Matrix-product states (MPS) have proven to be a versatile ansatz for modeling quantum many-body physics. For many applications, and particularly in one-dimension, they capture relevant quantum correlations in many-body wavefunctions while remaining tractable to store and manipulate on a classical computer. This has motivated researchers to also apply the MPS ansatz to machine learning (ML) problems where capturing complex correlations in datasets is also a key requirement. Here, we develop and apply an MPS-based algorithm, MPSTime, for learning a joint probability distribution underlying an observed time-series dataset, and show how it can be used to tackle important time-series ML problems, including classification and imputation. MPSTime can efficiently learn complicated time-series probability distributions directly from data, requires only moderate maximum MPS bond dimension $\chi_{\rm max}$, with values for our applications ranging between $\chi_{\rm max} = 20-150$, and can be trained for both classification and imputation tasks under a single logarithmic loss function. Using synthetic and publicly available real-world datasets, spanning applications in medicine, energy, and astronomy, we demonstrate performance competitive with state-of-the-art ML approaches, but with the key advantage of encoding the full joint probability distribution learned from the data. By sampling from the joint probability distribution and calculating its conditional entanglement entropy, we show how its underlying structure can be uncovered and interpreted. This manuscript is supplemented with the release of a publicly available code package MPSTime that implements our approach. The efficiency of the MPS-based ansatz for learning complex correlation structures from time-series data is likely to underpin interpretable advances to challenging time-series ML problems across science, industry, and medicine.

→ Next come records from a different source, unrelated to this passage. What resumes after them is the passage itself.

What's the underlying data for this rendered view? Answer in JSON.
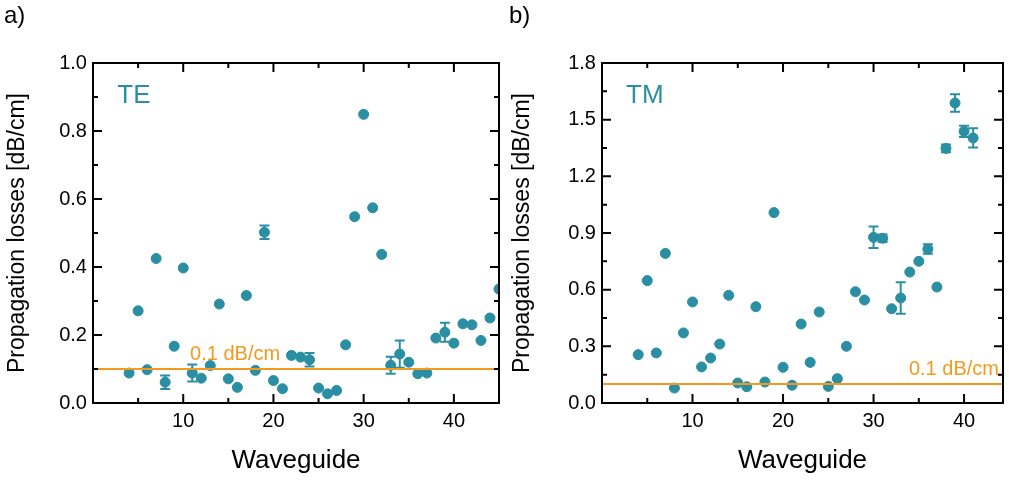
{
  "chart_data": [
    {
      "type": "scatter",
      "title": "a)",
      "xlabel": "Waveguide",
      "ylabel": "Propagation losses [dB/cm]",
      "annotations": [
        "TE"
      ],
      "marker": "circle",
      "grid": false,
      "legend": false,
      "xlim": [
        0,
        45
      ],
      "xticks": [
        {
          "value": 5,
          "label": null
        },
        10,
        {
          "value": 15,
          "label": null
        },
        20,
        {
          "value": 25,
          "label": null
        },
        30,
        {
          "value": 35,
          "label": null
        },
        40
      ],
      "ylim": [
        0,
        1.0
      ],
      "yticks": [
        {
          "value": 0,
          "label": "0.0"
        },
        {
          "value": 0.1,
          "label": null
        },
        0.2,
        {
          "value": 0.3,
          "label": null
        },
        0.4,
        {
          "value": 0.5,
          "label": null
        },
        0.6,
        {
          "value": 0.7,
          "label": null
        },
        0.8,
        {
          "value": 0.9,
          "label": null
        },
        {
          "value": 1.0,
          "label": "1.0"
        }
      ],
      "ref_lines": [
        {
          "axis": "y",
          "value": 0.1,
          "label": "0.1 dB/cm",
          "color": "#f39a1e"
        }
      ],
      "series": [
        {
          "color": "#2a8fa3",
          "x": [
            4,
            5,
            6,
            7,
            8,
            9,
            10,
            11,
            12,
            13,
            14,
            15,
            16,
            17,
            18,
            19,
            20,
            21,
            22,
            23,
            24,
            25,
            26,
            27,
            28,
            29,
            30,
            31,
            32,
            33,
            34,
            35,
            36,
            37,
            38,
            39,
            40,
            41,
            42,
            43,
            44,
            45
          ],
          "values": [
            0.088,
            0.271,
            0.098,
            0.425,
            0.061,
            0.167,
            0.397,
            0.088,
            0.073,
            0.11,
            0.291,
            0.071,
            0.046,
            0.316,
            0.096,
            0.502,
            0.066,
            0.042,
            0.14,
            0.135,
            0.127,
            0.044,
            0.027,
            0.037,
            0.171,
            0.548,
            0.849,
            0.574,
            0.437,
            0.111,
            0.144,
            0.12,
            0.086,
            0.088,
            0.191,
            0.208,
            0.176,
            0.233,
            0.23,
            0.184,
            0.25,
            0.335
          ],
          "errors": [
            null,
            null,
            null,
            null,
            0.02,
            null,
            null,
            0.025,
            null,
            null,
            null,
            null,
            null,
            null,
            null,
            0.02,
            null,
            null,
            null,
            null,
            0.02,
            null,
            null,
            null,
            null,
            null,
            null,
            null,
            null,
            0.025,
            0.04,
            null,
            null,
            null,
            null,
            0.028,
            null,
            null,
            null,
            null,
            null,
            null
          ]
        }
      ]
    },
    {
      "type": "scatter",
      "title": "b)",
      "xlabel": "Waveguide",
      "ylabel": "Propagation losses [dB/cm]",
      "annotations": [
        "TM"
      ],
      "marker": "circle",
      "grid": false,
      "legend": false,
      "xlim": [
        0,
        44.3
      ],
      "xticks": [
        {
          "value": 5,
          "label": null
        },
        10,
        {
          "value": 15,
          "label": null
        },
        20,
        {
          "value": 25,
          "label": null
        },
        30,
        {
          "value": 35,
          "label": null
        },
        40
      ],
      "ylim": [
        0,
        1.8
      ],
      "yticks": [
        {
          "value": 0,
          "label": "0.0"
        },
        {
          "value": 0.15,
          "label": null
        },
        0.3,
        {
          "value": 0.45,
          "label": null
        },
        0.6,
        {
          "value": 0.75,
          "label": null
        },
        0.9,
        {
          "value": 1.05,
          "label": null
        },
        1.2,
        {
          "value": 1.35,
          "label": null
        },
        1.5,
        {
          "value": 1.65,
          "label": null
        },
        1.8
      ],
      "ref_lines": [
        {
          "axis": "y",
          "value": 0.1,
          "label": "0.1 dB/cm",
          "color": "#f39a1e"
        }
      ],
      "series": [
        {
          "color": "#2a8fa3",
          "x": [
            4,
            5,
            6,
            7,
            8,
            9,
            10,
            11,
            12,
            13,
            14,
            15,
            16,
            17,
            18,
            19,
            20,
            21,
            22,
            23,
            24,
            25,
            26,
            27,
            28,
            29,
            30,
            31,
            32,
            33,
            34,
            35,
            36,
            37,
            38,
            39,
            40,
            41
          ],
          "values": [
            0.256,
            0.648,
            0.265,
            0.792,
            0.079,
            0.371,
            0.535,
            0.191,
            0.238,
            0.312,
            0.57,
            0.106,
            0.086,
            0.51,
            0.111,
            1.008,
            0.189,
            0.094,
            0.418,
            0.215,
            0.482,
            0.088,
            0.129,
            0.3,
            0.589,
            0.545,
            0.877,
            0.872,
            0.499,
            0.556,
            0.693,
            0.75,
            0.815,
            0.614,
            1.348,
            1.588,
            1.438,
            1.403
          ],
          "errors": [
            null,
            null,
            null,
            null,
            null,
            null,
            null,
            null,
            null,
            null,
            null,
            null,
            null,
            null,
            null,
            null,
            null,
            null,
            null,
            null,
            null,
            null,
            null,
            null,
            null,
            null,
            0.057,
            0.02,
            null,
            0.083,
            null,
            null,
            0.025,
            null,
            0.02,
            0.046,
            0.03,
            0.051
          ]
        }
      ]
    }
  ]
}
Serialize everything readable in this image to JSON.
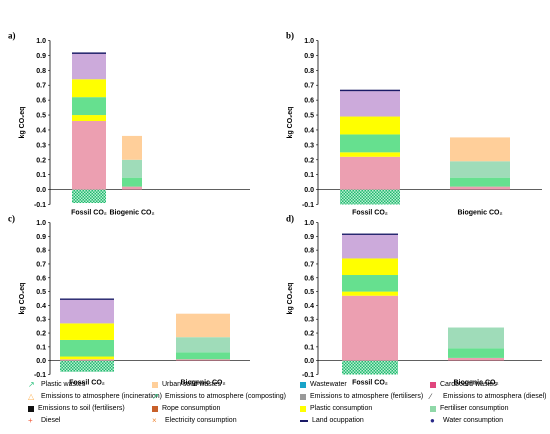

翻译：矩阵乘积态（MPS）已被证明是模拟量子多体物理的一种通用变分波函数形式。在许多应用中，尤其在一维情形下，MPS 能够捕捉多体波函数中的关键量子关联，同时其存储与经典计算机操作仍具有可处理性。这促使研究人员也将 MPS 变分形式应用于机器学习（ML）问题，因为在这些问题中捕捉数据集中的复杂关联同样是核心要求。本文中，我们开发并应用了一种基于 MPS 的算法——MPSTime，用于学习观测到的时间序列数据集背后的联合概率分布，并展示了如何利用它来解决重要的时间序列机器学习问题，包括分类与填补。MPSTime 能够直接从数据中高效学习复杂的时间序列概率分布，仅需适中的最大 MPS 键维数 $\chi_{\rm max}$（在我们的应用中其值介于 $\chi_{\rm max} = 20-150$ 之间），并且可以在单一的对数损失函数下同时训练分类与填补任务。通过使用合成数据集以及公开可得的真实世界数据集（涵盖医学、能源和天文学领域的应用），我们展示了其性能可与最先进的机器学习方法相媲美，但具有关键优势：能够编码从数据中学到的完整联合概率分布。通过对联合概率分布进行采样并计算其条件纠缠熵，我们揭示了其底层结构并提供了可解释性。本文附带了公开可用的代码包 MPSTime 的发布，该包实现了我们的方法。基于 MPS 的变分形式从时间序列数据中学习复杂关联结构的效率，有望为科学、工业和医学领域中具有挑战性的时间序列机器学习问题提供可解释的进展。